Fotowettbewerb Stadt der Zukunft

Stadt der Zukunft - Future City

Zum Hansestag 2018 in Rostock werden Künstlerinnen und Künstler eingeladen, die Stadt als Ressource zu fotografieren – als Chance für die persönliche Entwicklung ihrer Bewohner, als Quelle einer friedlichen, freiheitlichen und ressourcenschonenden Gesellschaft, als Antrieb für ein reiches kulturelles Leben und für einen bewussten Umgang mit der Vergangenheit. Einsendeschluss für Bewerbungen ist der 31. Oktober 2017.

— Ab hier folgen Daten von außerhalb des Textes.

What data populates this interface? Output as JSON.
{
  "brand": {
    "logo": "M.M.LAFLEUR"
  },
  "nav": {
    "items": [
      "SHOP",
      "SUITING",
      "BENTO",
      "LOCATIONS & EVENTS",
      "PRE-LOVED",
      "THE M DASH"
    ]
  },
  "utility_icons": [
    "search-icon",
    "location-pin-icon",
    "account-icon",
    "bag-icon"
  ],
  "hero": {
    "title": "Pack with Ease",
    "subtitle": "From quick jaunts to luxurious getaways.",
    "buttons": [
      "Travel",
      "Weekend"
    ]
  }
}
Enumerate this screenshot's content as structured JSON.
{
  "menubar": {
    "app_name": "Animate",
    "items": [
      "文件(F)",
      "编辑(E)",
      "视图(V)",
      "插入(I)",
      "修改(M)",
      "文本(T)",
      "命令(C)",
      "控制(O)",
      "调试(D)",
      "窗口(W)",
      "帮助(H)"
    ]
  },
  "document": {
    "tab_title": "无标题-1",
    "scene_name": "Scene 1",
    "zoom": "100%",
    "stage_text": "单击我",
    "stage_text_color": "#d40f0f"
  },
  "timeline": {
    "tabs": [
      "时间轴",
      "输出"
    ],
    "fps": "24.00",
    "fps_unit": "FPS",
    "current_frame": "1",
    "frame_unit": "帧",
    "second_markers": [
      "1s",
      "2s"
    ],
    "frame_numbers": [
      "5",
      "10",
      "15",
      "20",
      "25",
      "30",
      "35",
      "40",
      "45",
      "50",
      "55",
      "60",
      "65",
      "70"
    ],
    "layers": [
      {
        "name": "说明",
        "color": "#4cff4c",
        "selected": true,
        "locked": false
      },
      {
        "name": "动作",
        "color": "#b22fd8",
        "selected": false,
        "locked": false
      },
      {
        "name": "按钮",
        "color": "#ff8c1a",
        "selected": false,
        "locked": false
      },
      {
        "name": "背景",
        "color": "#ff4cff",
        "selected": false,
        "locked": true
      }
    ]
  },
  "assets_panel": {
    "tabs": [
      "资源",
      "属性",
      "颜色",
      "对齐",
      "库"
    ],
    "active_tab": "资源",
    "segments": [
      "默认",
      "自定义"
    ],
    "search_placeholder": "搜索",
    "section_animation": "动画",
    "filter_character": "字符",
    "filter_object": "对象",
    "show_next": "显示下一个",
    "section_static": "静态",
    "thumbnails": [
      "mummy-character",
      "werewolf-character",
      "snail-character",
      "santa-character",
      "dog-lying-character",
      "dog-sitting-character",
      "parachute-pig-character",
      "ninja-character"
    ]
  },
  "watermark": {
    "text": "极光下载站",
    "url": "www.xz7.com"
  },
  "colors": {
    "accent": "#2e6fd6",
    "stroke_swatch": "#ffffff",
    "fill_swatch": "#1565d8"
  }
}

Welche Möglichkeiten für die persönliche Lebensgestaltung und die Entwicklung der Gesellschaft bietet die Stadt? Lassen sich die historischen, ästhetischen, funktionalen, ökologischen und ökonomischen Potentiale der Stadt fotografisch aufspüren und darstellen? Diese Fragen stehen im Zentrum des Konzepts für die HANSEartWORKS 2018. In Kooperation zwischen The PhotoBookMuseum und der Hansestadt Rostock werden Künstlerinnen und Künstler aus den Städten des Hansebundes eingeladen, Fotografien ihrer „Future City“ einzureichen. The PhotoBookMuseum stellt die interessantesten Zukunftsbilder zu einer Ausstellung zusammen, die sich im öffentlichen Raum präsentiert. Die Fotografien werden sowohl in Schiffscontainern als auch auf großen Panels im Außenraum gezeigt. Zentraler Teil der Ausstellung ist eine Katalogwerkstatt, die den Künstlerinnen und Künstlern aus den Hansestädten sowie Besucherinnen und Besuchern erlaubt, sich ein eigenes „Future City“-Fotobuch zu gestalten.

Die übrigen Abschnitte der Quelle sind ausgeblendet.